Sense of Style : The Thinking Person's Guide to Writing in the 21st Century
Steven Pinker, the best-selling author of The Language Instinct, deploys his gift for explaining big ideas in The Sense of Style - an entertaining writing guide for the 21st century. What is the secret of good prose? Does writing well even matter in an age of instant communication? Should we care? In this funny, thoughtful book about the modern art of writing, Steven Pinker shows us why we all need a sense of style. More than ever before, the currency of our social and cultural lives is the written word, from Twitter and texting to blogs, e-readers and old-fashioned books. But most style guides fail to prepare people for the challenges of writing in the 21st century, portraying it as a minefield of grievous errors rather than a form of pleasurable mastery. They fail to deal with an inescapable fact about language: it changes over time, adapted by millions of writers and speakers to their needs. Confusing changes in the world with moral decline, every generation believes the kids today are degrading society and taking language with it. A guide for the new millennium, writes Steven Pinker, has to be different. Drawing on the latest research in linguistics and cognitive science, Steven Pinker replaces the recycled dogma of previous style guides with reason and evidence. This thinking person's guide to good writing shows why style still matters: in communicating effectively, in enhancing the spread of ideas, in earning a reader's trust and, not least, in adding beauty to the world. Eye-opening, mind-expanding and cheerful, The Sense of Style shows that good style is part of what it means to be human.

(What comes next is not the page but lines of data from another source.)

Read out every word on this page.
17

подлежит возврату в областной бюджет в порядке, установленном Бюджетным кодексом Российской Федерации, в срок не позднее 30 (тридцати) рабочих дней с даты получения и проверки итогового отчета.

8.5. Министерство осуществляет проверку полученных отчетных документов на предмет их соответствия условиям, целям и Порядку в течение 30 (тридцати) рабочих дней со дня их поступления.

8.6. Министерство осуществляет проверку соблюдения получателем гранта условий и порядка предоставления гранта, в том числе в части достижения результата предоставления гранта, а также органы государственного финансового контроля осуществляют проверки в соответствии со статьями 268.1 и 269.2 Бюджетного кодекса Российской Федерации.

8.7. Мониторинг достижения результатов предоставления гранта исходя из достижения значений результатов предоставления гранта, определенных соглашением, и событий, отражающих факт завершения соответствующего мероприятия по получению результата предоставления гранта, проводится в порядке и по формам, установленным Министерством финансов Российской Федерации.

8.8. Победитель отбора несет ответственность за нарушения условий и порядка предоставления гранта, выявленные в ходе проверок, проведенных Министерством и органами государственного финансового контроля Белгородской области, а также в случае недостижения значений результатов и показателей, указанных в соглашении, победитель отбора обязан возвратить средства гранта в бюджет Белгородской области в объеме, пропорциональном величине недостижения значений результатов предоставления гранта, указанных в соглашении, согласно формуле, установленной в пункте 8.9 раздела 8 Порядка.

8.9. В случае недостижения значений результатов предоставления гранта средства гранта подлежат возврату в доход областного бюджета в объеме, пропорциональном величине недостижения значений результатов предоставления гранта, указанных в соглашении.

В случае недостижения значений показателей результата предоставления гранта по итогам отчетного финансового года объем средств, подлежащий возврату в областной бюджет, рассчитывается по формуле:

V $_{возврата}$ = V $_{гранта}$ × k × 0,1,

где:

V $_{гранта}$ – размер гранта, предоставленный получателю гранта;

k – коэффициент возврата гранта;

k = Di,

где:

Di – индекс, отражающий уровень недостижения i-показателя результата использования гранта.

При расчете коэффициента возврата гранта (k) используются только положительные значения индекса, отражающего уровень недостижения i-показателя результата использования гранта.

An award-winning cognitive scientist and public intellectual, Steven Pinker is also Chair of the Usage Panel of the American Heritage Dictionary and the lauded author of bestsellers such as The Language Instinct, Words and Rules, The Better Angels of Our Nature and The Stuff of Thought: Language as a Window into Human Nature. He is Johnstone Family Professor in the Department of Psychology at Harvard University and lives in Boston & Truro, Massachusetts.